Because of the decentralized nature of cryptocurrency, these types of workers couldn’t access such customer info even if they wanted to. That means some businesses would have to operate in a gray area or take their work outside of the U.S.
While the Treasury Department could still define the term more narrowly, some fear that leaves too much up to chance from one administration to the next. Industry advocates say they support appropriate taxation and want tax reporting guidance, but also say the current language misses the mark.
Though the provision has been an unwelcome wake-up call for the industry, it has also crystallized its influence in Congress. Digital rights organization Fight for the Future said it saw more than 40,000 calls to Congress ahead of the Senate infrastructure vote.
“Even though this language has been negative for the industry, it’s been a positive in that it really has brought everyone together and shown that crypto knows how to apply some level of influence in Washington,” said Kristin Smith, executive director of the Blockchain Association, an industry group. “I think it’s the first time that lawmakers have taken crypto seriously on a broad scale, so we’re able to have a different level of conversation than we’ve been able to have in the past because they know that so many of their constituents care.”
Evan Greer, director of Fight for the Future, called the influx of messages to the Senate “the biggest outpouring of grassroots energy that I have seen in my entire career as a digital rights activist other than net neutrality and the SOPA strike,” referring to the protest of the Stop Online Piracy Act in 2011.
And lawmakers took notice.
“I was getting notes from Senate offices just like, ‘what is this all about? We’re flooded with phone calls,'” Greer said.
Now, in the House, bipartisan leaders of the Blockchain Caucus are trying to determine how to move forward as it’s become clear House leadership intends to pass the infrastructure package without amendments.
Rep.
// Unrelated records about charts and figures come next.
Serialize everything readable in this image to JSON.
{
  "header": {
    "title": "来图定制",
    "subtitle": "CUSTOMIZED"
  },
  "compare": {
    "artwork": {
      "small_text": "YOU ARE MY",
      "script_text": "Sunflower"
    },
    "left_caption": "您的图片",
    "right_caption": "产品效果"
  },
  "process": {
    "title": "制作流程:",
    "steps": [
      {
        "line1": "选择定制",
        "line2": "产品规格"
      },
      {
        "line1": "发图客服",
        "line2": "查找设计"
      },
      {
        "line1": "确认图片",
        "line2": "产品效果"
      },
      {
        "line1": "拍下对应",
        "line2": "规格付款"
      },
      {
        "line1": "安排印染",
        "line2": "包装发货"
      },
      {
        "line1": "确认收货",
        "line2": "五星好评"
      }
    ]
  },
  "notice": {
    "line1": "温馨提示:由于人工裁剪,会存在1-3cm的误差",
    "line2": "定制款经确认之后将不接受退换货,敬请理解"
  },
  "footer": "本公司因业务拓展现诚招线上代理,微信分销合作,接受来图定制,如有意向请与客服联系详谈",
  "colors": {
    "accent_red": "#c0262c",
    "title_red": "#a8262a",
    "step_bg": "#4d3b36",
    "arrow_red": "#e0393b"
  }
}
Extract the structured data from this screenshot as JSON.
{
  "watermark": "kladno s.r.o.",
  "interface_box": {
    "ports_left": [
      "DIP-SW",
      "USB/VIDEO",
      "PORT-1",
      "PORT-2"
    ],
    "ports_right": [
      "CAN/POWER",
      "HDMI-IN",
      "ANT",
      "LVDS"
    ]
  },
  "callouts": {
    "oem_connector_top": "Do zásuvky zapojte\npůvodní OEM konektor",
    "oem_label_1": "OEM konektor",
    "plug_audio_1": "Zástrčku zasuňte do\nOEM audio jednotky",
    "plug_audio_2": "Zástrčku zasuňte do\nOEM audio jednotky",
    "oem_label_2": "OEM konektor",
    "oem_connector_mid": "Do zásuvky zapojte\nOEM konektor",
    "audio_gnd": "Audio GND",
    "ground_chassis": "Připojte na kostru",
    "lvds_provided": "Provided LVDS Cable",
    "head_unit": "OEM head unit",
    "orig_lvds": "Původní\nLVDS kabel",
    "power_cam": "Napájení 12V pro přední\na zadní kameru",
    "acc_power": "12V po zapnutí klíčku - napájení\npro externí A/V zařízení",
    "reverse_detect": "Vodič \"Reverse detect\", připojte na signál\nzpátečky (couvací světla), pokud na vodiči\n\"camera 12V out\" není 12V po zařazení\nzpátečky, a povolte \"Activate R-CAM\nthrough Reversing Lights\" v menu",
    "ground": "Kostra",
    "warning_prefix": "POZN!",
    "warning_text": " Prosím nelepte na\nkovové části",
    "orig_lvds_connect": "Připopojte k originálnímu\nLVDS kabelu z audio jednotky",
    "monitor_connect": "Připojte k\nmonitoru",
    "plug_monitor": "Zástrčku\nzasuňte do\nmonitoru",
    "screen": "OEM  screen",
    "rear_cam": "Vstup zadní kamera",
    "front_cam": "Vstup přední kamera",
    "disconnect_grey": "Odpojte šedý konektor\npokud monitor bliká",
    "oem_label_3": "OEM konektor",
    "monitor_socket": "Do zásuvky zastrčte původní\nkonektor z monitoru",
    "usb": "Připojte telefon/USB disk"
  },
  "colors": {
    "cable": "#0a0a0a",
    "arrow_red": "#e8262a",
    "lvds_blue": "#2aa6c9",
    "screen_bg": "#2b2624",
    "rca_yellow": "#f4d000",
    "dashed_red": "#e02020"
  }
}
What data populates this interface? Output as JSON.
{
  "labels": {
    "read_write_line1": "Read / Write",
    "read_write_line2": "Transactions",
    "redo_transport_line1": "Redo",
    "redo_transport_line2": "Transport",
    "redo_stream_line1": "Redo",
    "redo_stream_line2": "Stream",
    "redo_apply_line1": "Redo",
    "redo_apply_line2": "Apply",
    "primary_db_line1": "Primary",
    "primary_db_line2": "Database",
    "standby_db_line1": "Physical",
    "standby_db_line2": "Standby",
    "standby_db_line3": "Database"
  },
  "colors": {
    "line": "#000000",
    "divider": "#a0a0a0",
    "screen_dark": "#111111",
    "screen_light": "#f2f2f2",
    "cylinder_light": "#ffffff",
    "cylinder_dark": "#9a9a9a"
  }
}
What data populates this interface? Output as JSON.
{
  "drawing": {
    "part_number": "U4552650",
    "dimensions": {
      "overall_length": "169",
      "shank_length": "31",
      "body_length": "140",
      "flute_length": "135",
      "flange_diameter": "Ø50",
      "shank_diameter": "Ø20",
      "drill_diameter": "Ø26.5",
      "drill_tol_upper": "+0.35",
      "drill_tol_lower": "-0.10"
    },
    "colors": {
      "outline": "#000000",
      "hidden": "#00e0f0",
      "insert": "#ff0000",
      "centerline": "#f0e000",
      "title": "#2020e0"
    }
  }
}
Darren Soto, D-Fla., a co-chair of the Blockchain Caucus, said in an interview he would introduce two bills echoing the proposed amendments in the Senate that aimed to alter the broker definition. Those amendments didn’t get a vote in the Senate and since there will likely not be a chance for amendments in the House, Soto hopes to pass the bills through the reconciliation process. House Speaker Nancy Pelosi has said she wants the chamber to vote on the infrastructure package by Sept. 27.
Compared with the Senate, the House has the benefit of a robust, long-standing Blockchain Caucus that is established in the chamber and has about 30 members.
Some blockchain players have stepped up lobbying spending in recent quarters, though disclosures for the most recent quarter that would include the infrastructure vote period are not yet available. But second quarter disclosures show the Blockchain Association increased its spending from the previous quarter by 23% to $160,000. The Chamber of Digital Commerce, which represents a mix of tech and finance companies, ramped up its lobbying spend by more than 100% from the first to second quarter, spending $62,000 in Q2.
Soto said the sheer amount of attention the cryptocurrency provision has generated in Congress shows how far the industry has come.
“It shows from a market point of view, it’s arrived,” he said. “Now you have senators and powerful House members grappling over how to best do the provision. It’s not an afterthought anymore, it’s not an obscure technology. It’s one of the main debates right now as we draft our infrastructure proposals.”
“For a long time, this technology and this community has just been dismissed as like a hobbyist industry or ‘crypto’s just a speculative asset, there’s no real use case,’ and I think that has changed,” said Perianne Boring, president of the Chamber of Digital Commerce. “And I think more people are starting to understand how important this technology is going to be for the future of our economy and they’re taking it more seriously.”